You could say that throughout my career I’ve been preparing for one of those “light bulb” moments you usually only read about. To be fair, my light bulb moment was more of a flicker - a bit like one of those new eco-friendly ones - that came gradually over several months in late 2007 as I watched with growing interest the surging increase in sales of audio books via digital download.

I realized that this was a market that was only going one way… up!

This could be the perfect opportunity to start my own business and throw off the yoke that is the commute to London. I didn’t want to wait.

I asked my colleague and friend Lorelei King if she was interested in coming on board. She said she knew a good idea when she heard it and immediately said yes. We decided what publishing areas we wanted to focus on: specially commissioned content from experts in the fields of business and self improvement..We got to work and less than 3 months later Creative Content was registered at Companies House.

Spending these past few months sourcing our launch titles, getting contracts with our distributors and dealing with what seemed like millions of official forms has been so rewarding. It’s been great fun to learn new skills, and to put to good use all the knowledge I’d picked up about publishing in the last 27 years.

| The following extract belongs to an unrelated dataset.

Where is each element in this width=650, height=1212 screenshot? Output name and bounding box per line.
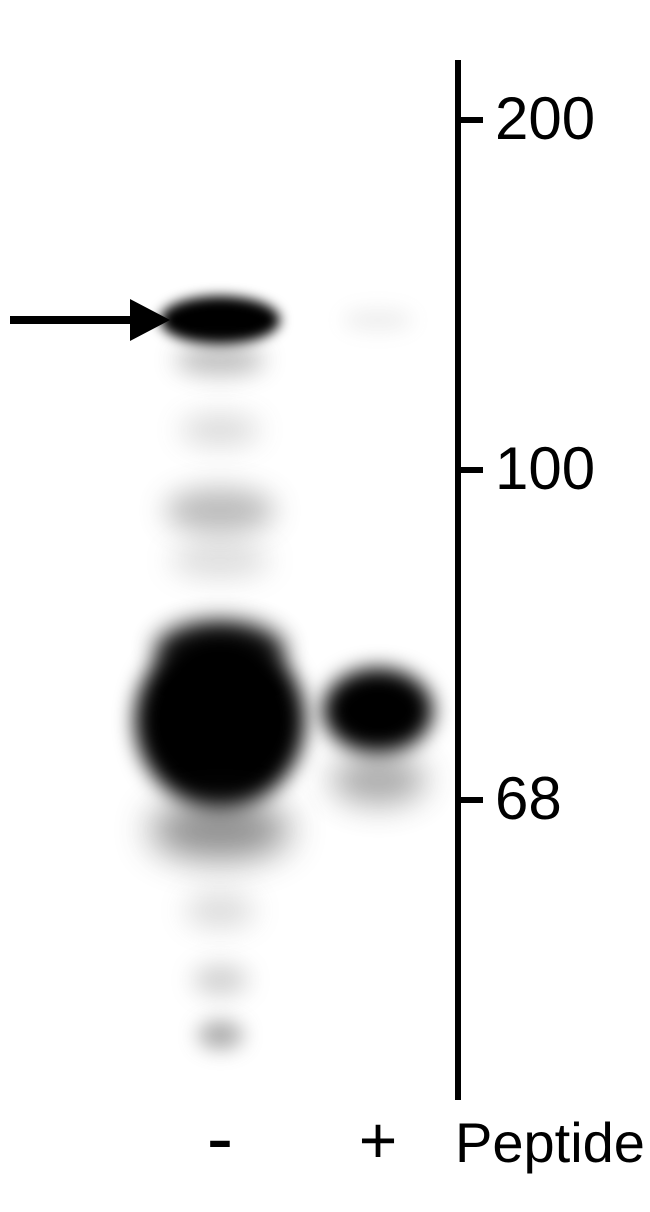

Maybe we could have chosen a better time to launch a new business. But the current climate has forced us to be creative and frugal and to really think through our decisions – which is not a bad thing even during an economic boom. No-one can predict what the future holds – but I enjoy myself so much every day when I go to work and I don’t have a single regret. It was worth the wait! - Ali Muirden

Tell us what you think: If you have a business idea, is it best to wait for optimum conditions, or to just dive right in?